Publié le 22 février 2026 à 09:37

De nouveaux corps rejetés par la Méditerranée rappellent la dangerosité de la route libyenne, tandis que l’ONU alerte sur un système migratoire marqué par les violences et l’absence de protections réelles.

Par @sahbymehalla

Cinq corps de migrants retrouvés au large de Tripoli

L’ONU a appelé à la mise en œuvre de réformes pour protéger les migrants et les réfugiés (Associated Press – archives).

 

Au moins cinq corps de migrants, dont deux femmes, ont été découverts sur une plage à l’est de Tripoli, nouvelle illustration du drame humain qui se joue sur la route migratoire libyenne, l’un des axes les plus meurtriers de la Méditerranée centrale.

Selon un responsable de la police locale, les dépouilles ont été rejetées par les vagues sur le littoral de Qasr al-Akhyar, à environ 73 kilomètres de la capitale. Les habitants avaient auparavant signalé le corps d’un enfant emporté par la mer sous l’effet de la houle, ce qui a conduit les autorités à solliciter l’intervention des garde-côtes pour tenter de le localiser. Les corps, décrits comme étant ceux de personnes originaires d’Afrique subsaharienne, ont été retrouvés sur la plage de Mohammed al-Sharif avant que le Croissant-Rouge ne soit appelé pour leur récupération. Les autorités redoutent que d’autres victimes ne soient découvertes dans les prochains jours, les cadavres étant encore en bon état, signe d’un naufrage récent.

Cette tragédie intervient dans un contexte déjà marqué par de lourdes pertes humaines.
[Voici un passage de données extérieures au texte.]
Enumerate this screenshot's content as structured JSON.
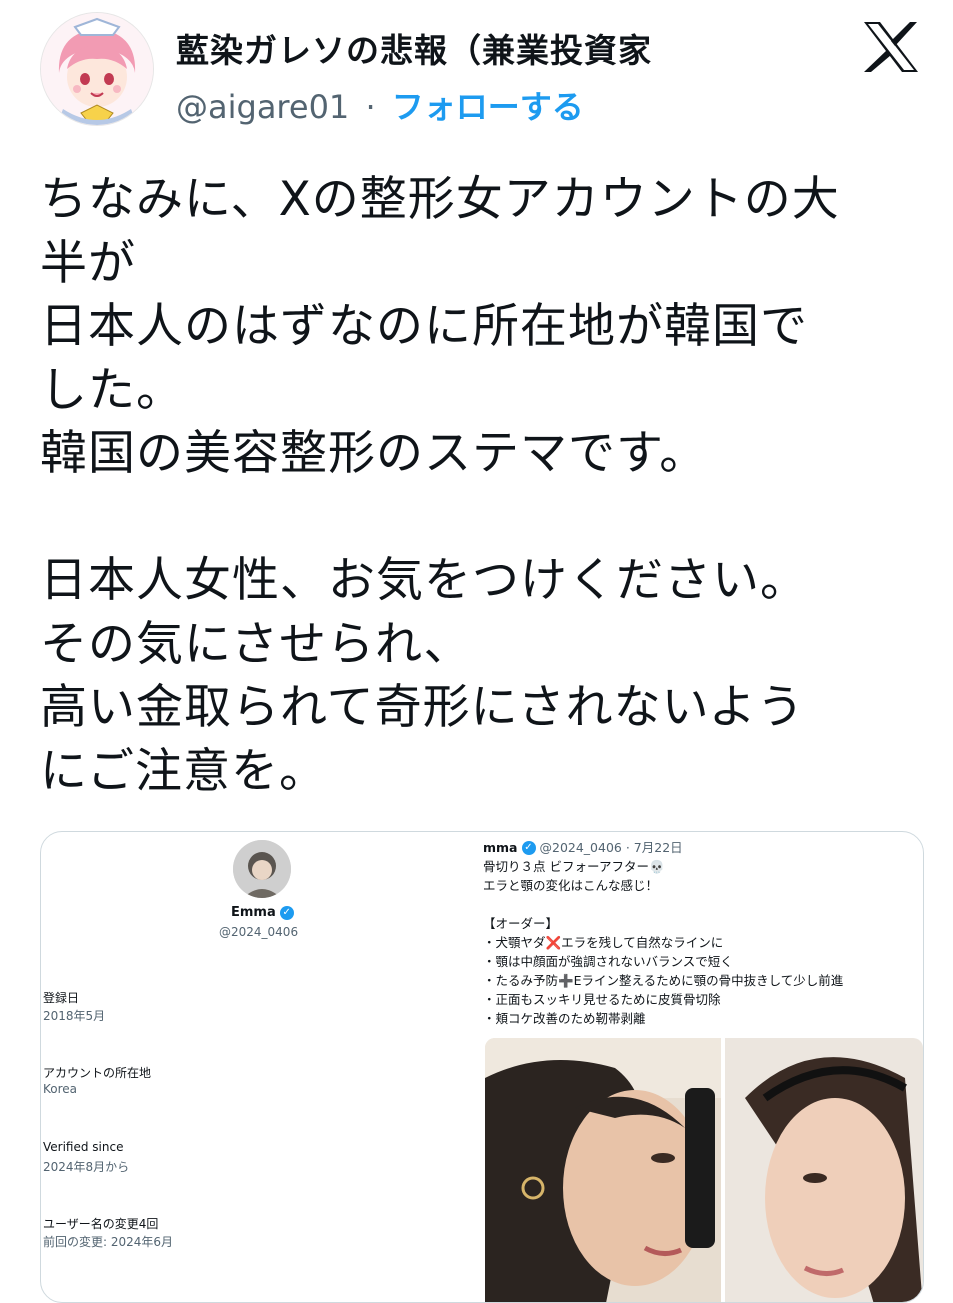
{
  "author": {
    "display_name": "藍染ガレソの悲報（兼業投資家",
    "handle": "@aigare01",
    "separator": "·",
    "follow_label": "フォローする",
    "avatar_icon": "anime-girl-avatar-icon"
  },
  "logo_icon": "x-logo-icon",
  "tweet": {
    "text": "ちなみに、Xの整形女アカウントの大\n半が\n日本人のはずなのに所在地が韓国で\nした。\n韓国の美容整形のステマです。\n\n日本人女性、お気をつけください。\nその気にさせられ、\n高い金取られて奇形にされないよう\nにご注意を。"
  },
  "embedded": {
    "profile": {
      "name": "Emma",
      "handle": "@2024_0406",
      "registered_label": "登録日",
      "registered_value": "2018年5月",
      "location_label": "アカウントの所在地",
      "location_value": "Korea",
      "verified_label": "Verified since",
      "verified_value": "2024年8月から",
      "username_label": "ユーザー名の変更4回",
      "username_value": "前回の変更: 2024年6月"
    },
    "post": {
      "name": "mma",
      "handle_date": "@2024_0406 · 7月22日",
      "line1": "骨切り３点 ビフォーアフター💀",
      "line2": "エラと顎の変化はこんな感じ！",
      "order_header": "【オーダー】",
      "items": [
        "・犬顎ヤダ❌エラを残して自然なラインに",
        "・顎は中顔面が強調されないバランスで短く",
        "・たるみ予防➕Eライン整えるために顎の骨中抜きして少し前進",
        "・正面もスッキリ見せるために皮質骨切除",
        "・頬コケ改善のため靭帯剥離"
      ]
    }
  },
  "colors": {
    "accent": "#1d9bf0",
    "secondary_text": "#536471",
    "border": "#cfd9de"
  }
}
Début février, l’Organisation internationale pour les migrations faisait état de 53 migrants morts ou portés disparus après le chavirement d’une embarcation pneumatique au large de Zouara, dans l’ouest de la Libye, alors qu’elle transportait 55 personnes.

Dans un rapport publié la semaine dernière, les Nations unies ont décrit la situation des migrants en Libye comme un « environnement brutal », documentant des risques systématiques d’homicide, de torture et de violences sexuelles, y compris contre des mineures. L’ONU a appelé à la suspension des renvois forcés de migrants vers le territoire libyen tant que des garanties effectives en matière de droits humains ne seront pas mises en place. L’organisation exhorte également les autorités rivales de l’ouest et de l’est du pays à adopter en urgence des réformes juridiques et politiques pour protéger les migrants et les réfugiés, tout en demandant à l’Union européenne de mettre fin aux interceptions en mer qui conduisent à leur retour en Libye.

La Libye demeure l’un des principaux points de transit vers l’Europe pour les migrants fuyant les conflits, la pauvreté et les crises climatiques en Afrique et au Moyen-Orient, malgré l’instabilité chronique et l’absence d’un système de protection capable de garantir leur sécurité.